Kevin, first of all "Glückauf" (editor's note: a typical miners' greeting). Is it true that the people in the Ruhr region are curter and the language is ruder?

"Glückauf is of course part of the Ruhr, it's inextricably linked to the Ruhr region and has a nostalgic significance for people due to its mining history. I can confirm things are a bit harsher in the Ruhr region. I noticed that especially when I first moved out and went to Augsburg. People in the Ruhr are very direct; you always know where you stand quickly. If you're not from the Ruhr region and don't know that, it can quickly be off-putting. But it's not meant in a bad way; it simply saves time."

The Ruhr region is grey and the only green spaces are allotment gardens.
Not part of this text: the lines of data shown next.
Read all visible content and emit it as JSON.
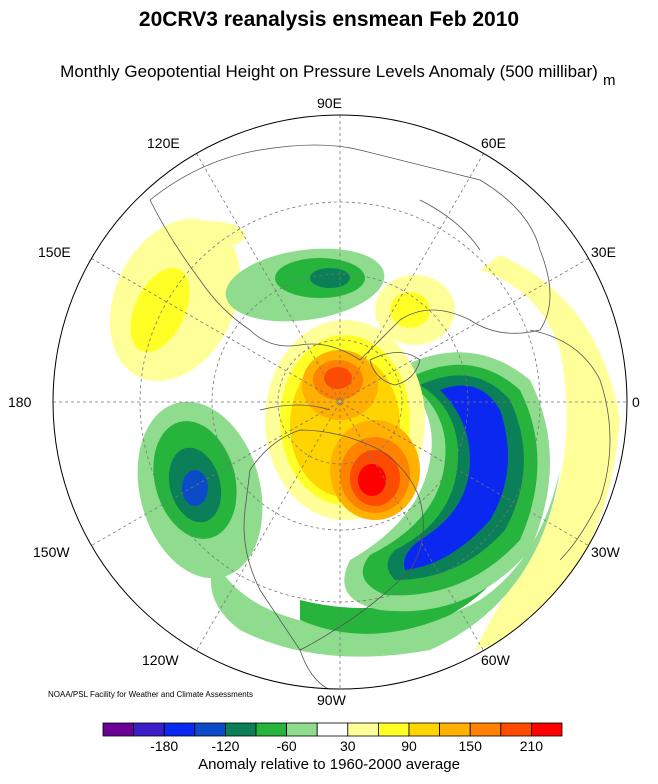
{
  "title": "20CRV3 reanalysis ensmean Feb 2010",
  "subtitle": "Monthly Geopotential Height on Pressure Levels Anomaly (500 millibar)",
  "units": "m",
  "credit": "NOAA/PSL Facility for Weather and Climate Assessments",
  "longitude_labels": [
    "90E",
    "60E",
    "30E",
    "0",
    "30W",
    "60W",
    "90W",
    "120W",
    "150W",
    "180",
    "150E",
    "120E"
  ],
  "colorbar": {
    "title": "Anomaly relative to 1960-2000 average",
    "colors": [
      "#6a0097",
      "#3c1ec8",
      "#0a28f0",
      "#0c4bc8",
      "#0a7f58",
      "#27b43c",
      "#8fdc8f",
      "#ffffff",
      "#ffff99",
      "#ffff26",
      "#ffd400",
      "#ffb000",
      "#ff8200",
      "#ff4b00",
      "#ff0000"
    ],
    "tick_labels": [
      "-180",
      "-120",
      "-60",
      "30",
      "90",
      "150",
      "210"
    ]
  },
  "projection": "polar stereographic, north pole"
}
"When I think about my hometown of Bochum, there's a lot of truth in that. One exception is perhaps the Stiepel district, but that's also the more affluent area. Bochum's primary appeal is not its beauty – you can see that from looking at me. (laughs) But the people make up for that. In terms of pure architecture, we're not at the very top of the league; there too, we make our mark with character. But overall, the Ruhr region is also home to beautiful lakes and more nature than you might think."

Everyone in the Ruhr region has the Wolfgang Petry "Best of" CD at home.

"At our house, his music used to be playing over and over. I would entrust every Ruhr native to have Wolle Petry on his shelf somewhere. He absolutely belongs to the Ruhr. 'Wahnsinn', 'Bronze, Silber und Gold' and all the other hits – it's a must for everyone in the region. If you don't sing along, things can get difficult."

The collieries, coking plants and industrial buildings have really spoilt the landscape.

"That's simply part of the "Pott", that's what makes it special. Every city has its own charm. But they all have the miners' mentality, which is why these buildings simply fit in with the people. That's why I think it's part of the cult and gives us character. What's more, many sites have now been beautifully restored, for example the Zollverein colliery in Essen, which is a World Heritage Site."

Football is more important than anything else, including religion.

"Yes, 100%. Football comes first; they live for it in the "Pott". That applies regardless of the city. People would give the shirt off their backs to go to the stadium. That's why football is even more special in the Ruhr region, and you notice it at away games in Bochum, Dortmund or Gelsenkirchen."

Let's be honest now: the home of the Currywurst is not in the Ruhr region, it's Berlin.

"Ah, that's the biggest lie. I can't accept that; it makes my hair stand up on end. (laughs) There are many great things about the Ruhr region, but the greatest is the Currywurst. That's the way it is. Food tester "Jumbo" Schreiner from Galileo has already confirmed that; he must know. Herbert Grönemeyer doesn't sing about it for no reason either. Berlin is a beautiful city, but they don't get close to our Currywurst there. This still applies today: if you come to my house, I can always offer you a Currywurst. I always have the "real" Bratwurst from Dönninghaus in Bochum in the freezer. You can be sure that I make the best Currywurst in Heidelberg."

To finish off: the Ruhr region is much better than one thinks?

"Yes, I think so. There are certainly many people who don't get on well with the Ruhr region. But I was born and grew up there, and I really like the mentality. Everyone talks freely and it's easy to make connections everywhere. If you go into a pub on your own, you'll be chatting away within five minutes. The people can be harsh, but they all have a good heart. The human element makes the Ruhr region much nicer on the inside than the outside may suggest."